No surprise here. Celebrations were arguably the leading source of real-world NFL consternation before concussions came along and forced everyone to focus on something that was actually serious. Naturally, the league paid just as much attention to the celebrations in Madden, and saw to it that they complied with actual rules.

"The league's goal is to have Madden resemble an idealized real-world NFL game," says a producer. "That means virtual players have to abide by the same rules as real ones. They don't want celebrations that would draw a penalty in real life. Players, when they cross the goal line, can't go to ground to celebrate if they score on their feet, nor can they take their helmet off."

Which is to say nothing of the more elaborate—and authentic—celebration animations EA whipped up. "When T.O. and Chad Johnson were going nuts with celebrations and props, we lit up and made a lot of those animations," says the producer." We captured all of those."

The list of animations produced included signing a ball, pulling out a cell phone, pouring popcorn on your face, and punting the ball into the stands. In the end, they all wound up on the cutting room floor. Says a different producer, "The NFL got pretty mad at us, so we removed them all."

So while Madden NFL 25 includes celebrations like Alfred Morris and his home run swing, any theatrics that would draw a flag in real life have been 86ed.


The NFL's concerns about depicting violent contact doesn't just pertain to the athletes. In its pursuit of authenticity, EA continues to enhance the peripheral aspects of the game—for example, making the characters on the sidelines and in the crowd more lifelike and unique. Yet for every few steps forward, some backtracking needs to be done.

"For a few years, we had the ability for coaches to be taken out," says a producer. "If you ran out of bounds and hit the coach, he would fall over. Same for the guys holding the first-down sticks. Eventually we changed it so they would step out of the way—but that wasn't a mandate from the league." 

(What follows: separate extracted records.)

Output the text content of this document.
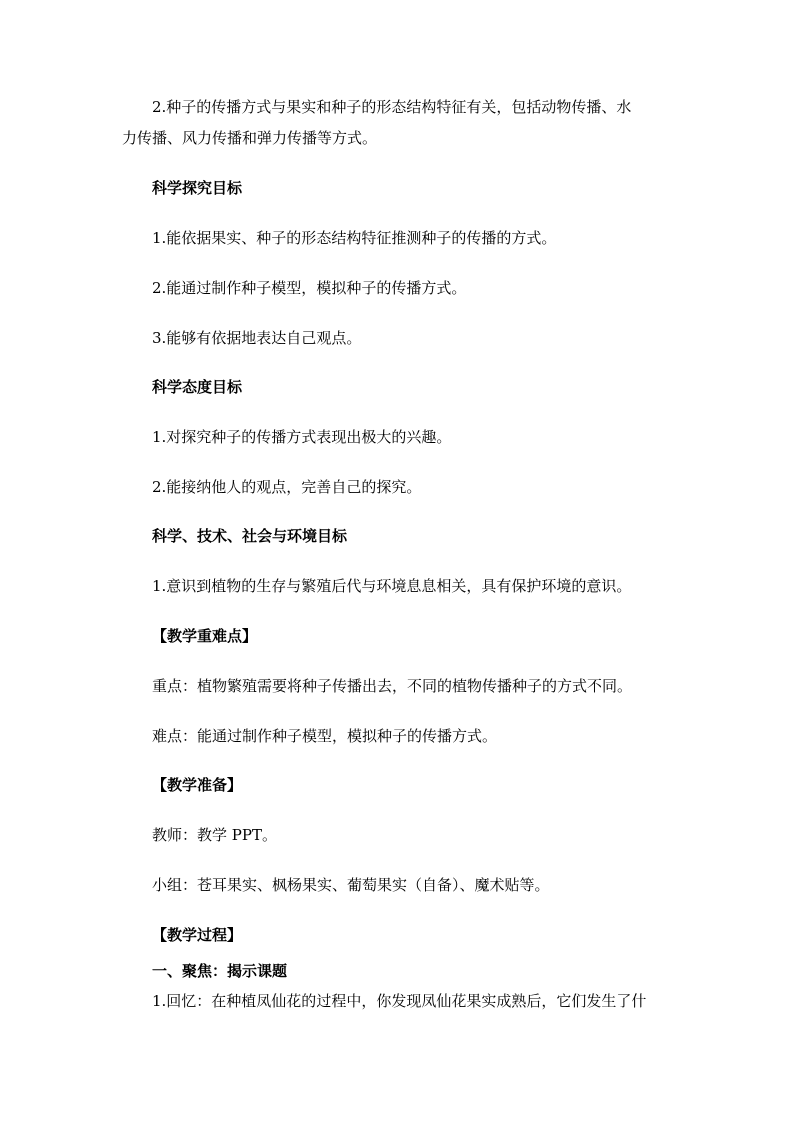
2.种子的传播方式与果实和种子的形态结构特征有关，包括动物传播、水
力传播、风力传播和弹力传播等方式。
科学探究目标
1.能依据果实、种子的形态结构特征推测种子的传播的方式。
2.能通过制作种子模型，模拟种子的传播方式。
3.能够有依据地表达自己观点。
科学态度目标
1.对探究种子的传播方式表现出极大的兴趣。
2.能接纳他人的观点，完善自己的探究。
科学、技术、社会与环境目标
1.意识到植物的生存与繁殖后代与环境息息相关，具有保护环境的意识。
【教学重难点】
重点：植物繁殖需要将种子传播出去，不同的植物传播种子的方式不同。
难点：能通过制作种子模型，模拟种子的传播方式。
【教学准备】
教师：教学 PPT。
小组：苍耳果实、枫杨果实、葡萄果实（自备）、魔术贴等。
【教学过程】
一、聚焦：揭示课题
1.回忆：在种植凤仙花的过程中，你发现凤仙花果实成熟后，它们发生了什
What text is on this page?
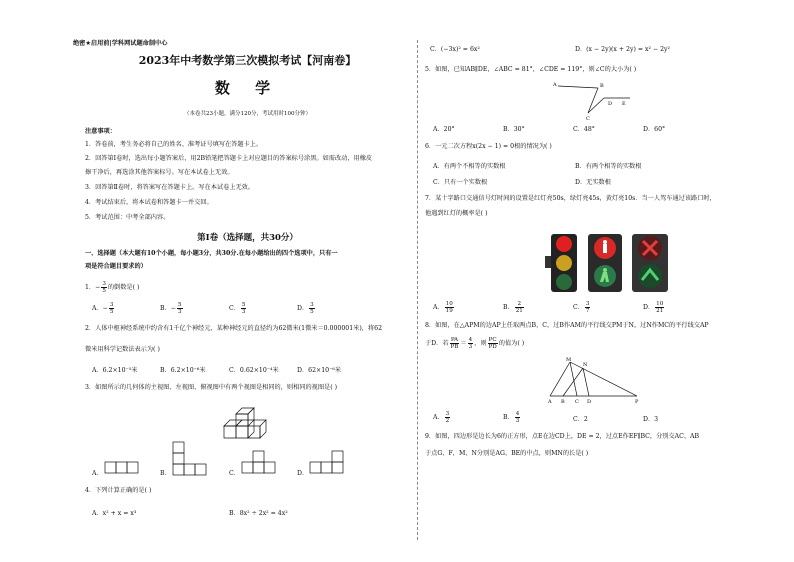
绝密★启用前|学科网试题命制中心
2023年中考数学第三次模拟考试【河南卷】
数 学
（本卷共23小题，满分120分，考试用时100分钟）
注意事项：
1．答卷前，考生务必将自己的姓名、准考证号填写在答题卡上。
2．回答第Ⅰ卷时，选出每小题答案后，用2B铅笔把答题卡上对应题目的答案标号涂黑。如需改动，用橡皮
擦干净后，再选涂其他答案标号。写在本试卷上无效。
3．回答第Ⅱ卷时，将答案写在答题卡上。写在本试卷上无效。
4．考试结束后，将本试卷和答题卡一并交回。
5．考试范围：中考全部内容。
第Ⅰ卷（选择题，共30分）
一、选择题（本大题有10个小题，每小题3分，共30分.在每小题给出的四个选项中，只有一
项是符合题目要求的）
1．− $\frac{3}{5}$ 的倒数是( )
A．− $\frac{3}{5}$	B．− $\frac{5}{3}$	C． $\frac{5}{3}$	D． $\frac{3}{5}$
2．人体中枢神经系统中约含有1千亿个神经元，某种神经元的直径约为62微米(1微米＝0.000001米)，将62
微米用科学记数法表示为( )
A．6.2×10⁻⁵米	B．6.2×10⁻⁶米	C．0.62×10⁻⁴米	D．62×10⁻⁶米
3．如图所示的几何体的主视图、左视图、俯视图中有两个视图是相同的，则相同的视图是( )
A．	B．	C．	D．
4．下列计算正确的是( )
A．x² + x = x³	B．8x² ÷ 2x² = 4x²
C．(−3x)² = 6x²	D．(x − 2y)(x + 2y) = x² − 2y²
5．如图，已知AB∥DE，∠ABC = 81°，∠CDE = 119°，则∠C的大小为( )
A	B
D E
C
A．20°	B．30°	C．48°	D．60°
6．一元二次方程x(2x − 1) = 0根的情况为( )
A．有两个不相等的实数根	B．有两个相等的实数根
C．只有一个实数根	D．无实数根
7．某十字路口交通信号灯时间的设置是红灯亮50s，绿灯亮45s，黄灯亮10s．当一人驾车通过该路口时，
他遇到红灯的概率是( )
A． $\frac{10}{19}$	B． $\frac{2}{21}$	C． $\frac{3}{7}$	D． $\frac{10}{21}$
8．如图，在△APM的边AP上任取两点B，C，过B作AM的平行线交PM于N，过N作MC的平行线交AP
于D．若 $\frac{PA}{PB} = \frac{4}{3}$ ，则 $\frac{PC}{PD}$ 的值为( )
M
N
A B C D	P
A． $\frac{3}{2}$	B． $\frac{4}{3}$	C．2	D．3
9．如图，四边形是边长为6的正方形，点E在边CD上，DE = 2，过点E作EF∥BC，分别交AC、AB
于点G、F，M、N分别是AG、BE的中点，则MN的长是( )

The NFL did draw a line this year at the inadvertent bowling-over of some lower-profile members of the sideline population: photographers. "For Madden 25, we created animations of sports photographers being taken out by players who go hurtling out-of-bounds," says a different producer. "But we weren't able to include them in the final product. That wasn't an area of the game that the league wanted to highlight."


Seems that keeping the game faithful to the real-world product isn't always in the league's best interests. Being that both the developer and the league were ever striving for greater realism, EA added a logical feature for Madden 11: Dynamic attendance. With it, stadiums in the game would be as populated as their real-life counterparts. Or, as it were, unpopulated.

“We incorporated accurate attendance for all the teams, and Jacksonville always had these terrible turnouts," says one producer. "The Jags owner got all pissed off when he heard there were empty seats when you played as his team in the game. The team called the NFL and we had to fix it immediately.”

The league did understand the value of dynamic attendance in what is marketed as a simulation game, though they were seemingly at a loss for the best way to satisfy both interests. Adds a different producer, "There is a direct link between attendance and blackouts on TV, and the league recognized the fact that dynamic attendance was important in the context of franchise mode and a team not doing well. Jags games don't ever sell out. We reflected that in the game, and were ultimately asked not to remove the dynamics, but also not have a half-empty stadium."

In other words: Madden is as real as it can be without being too real.